Viktor didn’t bother speaking quietly. “This is the only dragon lair I’ve been to.” He looked up at the castle. “One’s as good as any, I suppose.”
I followed the direction of his gaze. The castle boasted thick, square towers—the perfect landing spot for a dragon. My heart began to pound.
Viktor swung back to me, and his incisors gleamed as he grinned. “Don’t worry, dhampir, their kind would rather bugger each other than a female as puny as you.”
He channeled away.
My stomach dropped. I was alone in the Scottish Highlands—a world away from Krovnosta—without a means of getting home.
I peered through the mist, my gaze on the looming castle. What was I supposed to do now, just knock on the door? If what Aleksander said was true and the dragons blamed the vampires for killing their females, they were unlikely to welcome one into their home.
Let alone hand over their precious tears.
The mist swirled thicker, and my heart hammered against my ribcage. Needing something to hang onto, I clutched my gown in my fists. Even in the darkness, the grass under my feet was lush and green. In the distance, moonlight sparkled on the surface of a lake.
A familiar sense of longing filled me, and I found myself straining forward, eager to get a better look. Krovnosta was surrounded by mountains, but I’d heard the thralls speak of the sea. Everything about my father’s court seemed heavy. What would it be like to wade into all that water and float, free and weightless, without a care in the world?
Fog drifted before me, obscuring my view of the lake and shocking me out of my daydream. No matter how beautiful, this was no time to gawk at my surroundings. I was helpless—even more so than usual. And I had no food or weapons. Not that the latter would have done me much good. Even if I knew how to wield one, weapons were useless against dragons. On the rare occasions my father spoke of them, he lamented that they couldn’t be killed.
And now I was meant to offer myself to not one but two indestructible creatures.
“I can’t do this,” I said, my voice a pitiful whimper in the quiet clearing. But if I didn’t get those tears, my father would die. I couldn’t go back to Krovnosta empty-handed—
My breath caught. I couldn’t go back to Krovnosta…but did I really want to?
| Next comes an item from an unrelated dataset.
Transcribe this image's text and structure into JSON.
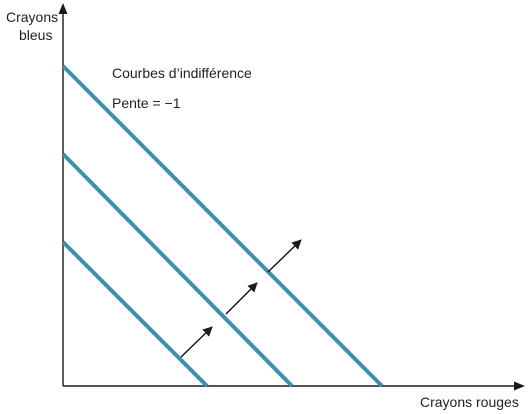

I cast my gaze around the clearing. The rocky hills stretched in all directions, but there had to be a road in there somewhere. I could follow one until I reached a human town. If I was careful, I could pass for human.
Of course, I’d have to find somewhere to stay when the sun rose. That might prove difficult, considering I had no money. I didn’t even have an ID, whatever that was. The thralls spoke of it sometimes—some kind of paperwork humans carried to buy things and get on airplanes.
I hugged my midsection. Who was I kidding? I didn’t know the first thing about the human world. How could I ever hope to survive in it? And as much as I disliked blood, my body needed it. In some cruel twist of evolution, dhampirs couldn’t go without it as long as purebred vampires. But we couldn’t die of starvation, either. We just grew progressively weaker, until we couldn’t move or speak.
That had been one of my earliest lessons as a child.
Defeat rushed at me. I might not want to return to my father’s territory, but mingling with humans wasn’t an option. I knew little about their world, but I knew blood donation was highly regulated. And I lacked the vampires’ ability to lure and enthrall prey, so I couldn’t take what I needed from the vein, either.
Tears burned my throat, and the castle blurred.
I rubbed at my eyes. But the castle stayed blurry.
No…not blurry. Misty.
The hair on my nape lifted. While I’d been feeling sorry for myself, the white fog had surrounded me.
Only now it was joined by black—and it was too thick to be natural.
I stumbled backwards, then turned to run.
“Not so fast, little leech,” a deep voice said just as a hand clamped down on my shoulder.
A scream lodged in my throat as I was spun around and faced with a broad male chest.
A bare male chest.
Oh gods. Whoever had me was nude—and huge. Trembling, I let my gaze travel up and up…until it reached a square jaw and a pair of silver eyes that danced with tiny flames.
Not human. Not anywhere close.
The scream broke free, and I jerked my shoulder from the giant’s grip.